Analysis – faults and injustice

  1. As identified above, there were several faults by the Council in this case. There were delays in process following the transfer-in of the EHC plan from outside the Council’s area; a failure to review the EHC plan within 12 months of March 2018; a failure to acknowledge in the complaint response that the meeting in March 2019 was not an annual review meeting; and a failure to consider the power to provide funding support once C was no longer on the school roll. In addition, since the events complained of there was a further delay in process following the request for formal reassessment.
  2. Mrs B has been put to some time and trouble seeking to have these matters resolved. The principal injustice however arises from the delay in completing the annual review in 2019. If the formal annual review process had been followed at the appropriate time, the prescribed steps would have been followed, including information gathering from parents and from professionals, to be circulated two weeks before the meeting, and the circulation of a report afterwards, with notification of the decision on the review within four weeks of the meeting. Because that should have happened in March but did not happen until July, and C had stopped attending any school provision in the interim, there must be uncertainty about whether some alternative support or intervention might have been deemed appropriate and offered if the correct process had been followed in March.

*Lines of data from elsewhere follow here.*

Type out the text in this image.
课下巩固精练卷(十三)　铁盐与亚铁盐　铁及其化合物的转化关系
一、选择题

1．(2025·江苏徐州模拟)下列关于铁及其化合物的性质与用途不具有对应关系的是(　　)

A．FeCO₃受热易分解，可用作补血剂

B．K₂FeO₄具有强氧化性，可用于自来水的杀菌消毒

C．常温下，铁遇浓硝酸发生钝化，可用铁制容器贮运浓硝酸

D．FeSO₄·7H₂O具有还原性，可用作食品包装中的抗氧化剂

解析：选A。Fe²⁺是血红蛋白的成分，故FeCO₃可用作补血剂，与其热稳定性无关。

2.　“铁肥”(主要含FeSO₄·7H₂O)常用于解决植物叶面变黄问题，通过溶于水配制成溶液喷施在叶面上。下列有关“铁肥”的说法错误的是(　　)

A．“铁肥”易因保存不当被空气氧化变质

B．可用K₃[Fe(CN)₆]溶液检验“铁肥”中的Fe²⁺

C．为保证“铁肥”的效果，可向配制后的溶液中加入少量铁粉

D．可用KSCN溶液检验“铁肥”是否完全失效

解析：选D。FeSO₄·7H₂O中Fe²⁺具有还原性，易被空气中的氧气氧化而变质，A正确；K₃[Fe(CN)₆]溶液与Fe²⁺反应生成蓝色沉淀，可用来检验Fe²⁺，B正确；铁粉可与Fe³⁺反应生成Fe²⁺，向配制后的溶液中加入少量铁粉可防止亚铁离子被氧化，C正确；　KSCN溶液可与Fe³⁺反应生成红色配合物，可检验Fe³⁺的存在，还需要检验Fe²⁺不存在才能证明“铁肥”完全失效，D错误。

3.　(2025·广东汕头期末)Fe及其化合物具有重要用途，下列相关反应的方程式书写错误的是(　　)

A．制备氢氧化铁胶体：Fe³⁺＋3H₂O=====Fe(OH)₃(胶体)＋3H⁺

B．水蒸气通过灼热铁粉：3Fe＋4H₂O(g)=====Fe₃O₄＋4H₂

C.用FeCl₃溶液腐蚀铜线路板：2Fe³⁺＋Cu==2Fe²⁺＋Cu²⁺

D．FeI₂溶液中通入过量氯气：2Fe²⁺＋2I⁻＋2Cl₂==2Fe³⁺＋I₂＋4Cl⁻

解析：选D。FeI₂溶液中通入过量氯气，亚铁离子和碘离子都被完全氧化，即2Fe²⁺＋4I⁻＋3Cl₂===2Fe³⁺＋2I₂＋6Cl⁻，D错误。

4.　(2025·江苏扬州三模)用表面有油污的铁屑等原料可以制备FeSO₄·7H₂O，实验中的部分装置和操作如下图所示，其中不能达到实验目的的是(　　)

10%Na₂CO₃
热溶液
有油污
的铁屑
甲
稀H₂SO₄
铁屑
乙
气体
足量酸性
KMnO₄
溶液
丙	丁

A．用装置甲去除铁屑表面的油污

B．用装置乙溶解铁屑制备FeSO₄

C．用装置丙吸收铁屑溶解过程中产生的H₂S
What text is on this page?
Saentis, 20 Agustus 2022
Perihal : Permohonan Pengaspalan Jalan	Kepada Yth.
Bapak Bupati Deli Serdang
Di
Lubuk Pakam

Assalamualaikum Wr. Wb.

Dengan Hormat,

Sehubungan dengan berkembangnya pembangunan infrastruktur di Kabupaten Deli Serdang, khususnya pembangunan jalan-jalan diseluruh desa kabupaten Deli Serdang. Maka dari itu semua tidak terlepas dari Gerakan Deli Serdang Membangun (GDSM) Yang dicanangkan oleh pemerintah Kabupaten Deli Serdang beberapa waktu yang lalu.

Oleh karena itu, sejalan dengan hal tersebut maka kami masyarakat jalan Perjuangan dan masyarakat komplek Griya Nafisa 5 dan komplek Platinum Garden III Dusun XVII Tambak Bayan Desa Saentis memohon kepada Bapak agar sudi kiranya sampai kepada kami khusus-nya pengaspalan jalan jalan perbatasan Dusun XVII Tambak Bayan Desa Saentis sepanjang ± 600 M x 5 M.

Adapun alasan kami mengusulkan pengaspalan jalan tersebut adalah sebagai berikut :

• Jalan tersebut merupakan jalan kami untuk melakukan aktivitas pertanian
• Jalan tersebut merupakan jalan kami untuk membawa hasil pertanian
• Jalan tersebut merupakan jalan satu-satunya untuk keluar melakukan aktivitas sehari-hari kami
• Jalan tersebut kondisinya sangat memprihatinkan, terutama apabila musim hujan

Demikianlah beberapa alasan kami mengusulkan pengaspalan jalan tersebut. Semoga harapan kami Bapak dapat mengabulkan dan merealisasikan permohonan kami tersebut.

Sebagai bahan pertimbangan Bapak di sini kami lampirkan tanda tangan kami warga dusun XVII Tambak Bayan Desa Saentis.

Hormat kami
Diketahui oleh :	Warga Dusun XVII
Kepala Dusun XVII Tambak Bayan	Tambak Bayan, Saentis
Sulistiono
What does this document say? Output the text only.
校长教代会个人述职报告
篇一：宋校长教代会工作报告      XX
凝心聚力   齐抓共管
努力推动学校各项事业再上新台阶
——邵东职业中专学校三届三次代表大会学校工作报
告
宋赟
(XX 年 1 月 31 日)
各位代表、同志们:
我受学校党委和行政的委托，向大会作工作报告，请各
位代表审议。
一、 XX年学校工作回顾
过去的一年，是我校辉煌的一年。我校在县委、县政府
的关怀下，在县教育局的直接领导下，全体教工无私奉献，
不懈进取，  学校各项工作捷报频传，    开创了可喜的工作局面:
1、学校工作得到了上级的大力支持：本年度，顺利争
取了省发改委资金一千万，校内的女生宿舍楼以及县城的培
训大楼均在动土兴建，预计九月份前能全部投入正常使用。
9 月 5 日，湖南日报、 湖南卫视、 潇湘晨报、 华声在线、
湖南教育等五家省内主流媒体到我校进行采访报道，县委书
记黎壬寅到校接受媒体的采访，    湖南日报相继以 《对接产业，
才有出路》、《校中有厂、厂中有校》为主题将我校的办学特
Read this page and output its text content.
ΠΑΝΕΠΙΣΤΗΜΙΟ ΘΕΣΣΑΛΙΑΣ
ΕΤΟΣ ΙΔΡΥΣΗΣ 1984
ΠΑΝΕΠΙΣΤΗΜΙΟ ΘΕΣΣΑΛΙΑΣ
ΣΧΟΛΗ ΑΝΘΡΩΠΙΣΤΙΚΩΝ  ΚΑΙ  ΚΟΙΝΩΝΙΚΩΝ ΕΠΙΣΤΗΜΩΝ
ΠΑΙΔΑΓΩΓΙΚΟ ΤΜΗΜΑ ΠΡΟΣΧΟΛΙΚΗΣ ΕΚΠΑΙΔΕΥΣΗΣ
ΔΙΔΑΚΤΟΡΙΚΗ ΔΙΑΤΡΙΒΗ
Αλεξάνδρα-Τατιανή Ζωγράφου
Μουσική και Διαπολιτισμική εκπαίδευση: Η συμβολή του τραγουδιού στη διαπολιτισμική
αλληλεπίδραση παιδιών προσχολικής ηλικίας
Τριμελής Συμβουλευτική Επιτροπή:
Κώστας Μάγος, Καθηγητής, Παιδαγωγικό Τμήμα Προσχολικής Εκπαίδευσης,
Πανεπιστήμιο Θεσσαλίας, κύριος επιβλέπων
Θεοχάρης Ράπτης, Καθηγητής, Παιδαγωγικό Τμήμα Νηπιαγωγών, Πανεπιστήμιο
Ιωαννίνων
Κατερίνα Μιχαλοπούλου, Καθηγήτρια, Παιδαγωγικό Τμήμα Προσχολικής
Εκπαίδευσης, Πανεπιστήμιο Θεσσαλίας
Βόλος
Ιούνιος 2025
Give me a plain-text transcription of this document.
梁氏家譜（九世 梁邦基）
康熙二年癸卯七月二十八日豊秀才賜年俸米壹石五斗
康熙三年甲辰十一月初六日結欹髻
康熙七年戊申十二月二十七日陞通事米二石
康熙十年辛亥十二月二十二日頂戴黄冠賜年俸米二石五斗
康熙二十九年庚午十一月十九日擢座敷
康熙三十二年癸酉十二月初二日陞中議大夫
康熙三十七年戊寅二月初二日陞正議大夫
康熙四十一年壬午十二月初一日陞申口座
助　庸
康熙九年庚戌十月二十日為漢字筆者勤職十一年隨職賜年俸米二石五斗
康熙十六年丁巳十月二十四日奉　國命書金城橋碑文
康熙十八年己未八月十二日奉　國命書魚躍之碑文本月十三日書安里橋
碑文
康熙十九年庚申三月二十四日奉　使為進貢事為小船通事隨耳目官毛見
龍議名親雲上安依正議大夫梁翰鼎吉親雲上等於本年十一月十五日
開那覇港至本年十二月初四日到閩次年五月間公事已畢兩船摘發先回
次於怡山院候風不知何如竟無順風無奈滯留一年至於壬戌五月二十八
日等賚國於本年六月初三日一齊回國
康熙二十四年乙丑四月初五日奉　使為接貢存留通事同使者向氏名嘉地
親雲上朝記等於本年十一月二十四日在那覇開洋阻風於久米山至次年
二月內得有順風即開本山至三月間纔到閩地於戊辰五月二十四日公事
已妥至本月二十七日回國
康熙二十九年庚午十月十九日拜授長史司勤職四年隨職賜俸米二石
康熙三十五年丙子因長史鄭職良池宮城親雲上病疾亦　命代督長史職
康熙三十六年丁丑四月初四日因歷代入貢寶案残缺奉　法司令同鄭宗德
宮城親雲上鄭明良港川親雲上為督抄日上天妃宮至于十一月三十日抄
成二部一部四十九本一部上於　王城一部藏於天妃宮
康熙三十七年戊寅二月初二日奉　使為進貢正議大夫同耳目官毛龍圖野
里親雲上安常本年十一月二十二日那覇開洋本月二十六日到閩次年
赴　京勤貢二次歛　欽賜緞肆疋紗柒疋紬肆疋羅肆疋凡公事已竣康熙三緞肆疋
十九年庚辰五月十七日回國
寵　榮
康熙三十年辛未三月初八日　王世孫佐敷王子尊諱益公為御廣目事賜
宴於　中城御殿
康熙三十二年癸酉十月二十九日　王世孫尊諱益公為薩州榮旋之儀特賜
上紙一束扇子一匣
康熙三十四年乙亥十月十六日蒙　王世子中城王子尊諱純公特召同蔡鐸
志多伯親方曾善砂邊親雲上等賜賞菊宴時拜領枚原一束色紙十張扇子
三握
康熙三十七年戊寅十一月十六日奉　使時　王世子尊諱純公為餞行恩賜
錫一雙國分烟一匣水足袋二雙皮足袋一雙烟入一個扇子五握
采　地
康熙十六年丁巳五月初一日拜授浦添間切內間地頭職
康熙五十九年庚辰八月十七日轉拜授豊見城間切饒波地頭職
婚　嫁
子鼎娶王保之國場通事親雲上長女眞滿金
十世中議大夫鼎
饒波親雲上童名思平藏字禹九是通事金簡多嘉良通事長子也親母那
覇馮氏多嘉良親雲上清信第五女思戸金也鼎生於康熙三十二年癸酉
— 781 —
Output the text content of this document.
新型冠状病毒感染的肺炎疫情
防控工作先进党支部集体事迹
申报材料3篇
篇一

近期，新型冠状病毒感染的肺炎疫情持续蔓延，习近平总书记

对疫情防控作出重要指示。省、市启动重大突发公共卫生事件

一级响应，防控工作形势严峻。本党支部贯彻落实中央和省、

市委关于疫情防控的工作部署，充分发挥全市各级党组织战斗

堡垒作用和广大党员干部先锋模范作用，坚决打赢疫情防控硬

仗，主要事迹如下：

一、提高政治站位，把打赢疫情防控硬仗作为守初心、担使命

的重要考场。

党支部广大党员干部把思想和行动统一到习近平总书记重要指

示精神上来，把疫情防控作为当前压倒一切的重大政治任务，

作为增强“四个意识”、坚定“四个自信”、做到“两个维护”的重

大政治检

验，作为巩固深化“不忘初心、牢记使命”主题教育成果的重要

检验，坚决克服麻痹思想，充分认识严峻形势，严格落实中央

As it was, there was a drift of some four months, by which time Mrs B had removed her son from the school roll.
  3. Mrs B has raised concerns about the administrative process followed by the Council in respect of the July 2019 meeting, which she considers mean that the meeting was not a properly conducted annual review. While a failure to follow process would be fault, I do not need to consider this further because the principal injustice identified in this case, referred to above, flows from the failure to conduct an annual review in March 2019.
  4. The later delay, following the request for reassessment in 2020, likely contributed to a delay in C’s access to some provision through the home and hospital service.

Agreed action

  1. In recognition of the injustice identified in this case, I recommended that within four weeks of the date of the decision on this complaint, the Council:
  • Issues Mrs B with a formal written apology; and
  • Pays Mrs B £500.
  1. In addition, I recommended that within three months of the date of the decision complaint the Council reminds relevant staff about its power to provide funding support when a child is not on a school roll, and the need to document decision- making to evidence the exercise of discretion as appropriate.
  2. The Council has agreed to my recommendations.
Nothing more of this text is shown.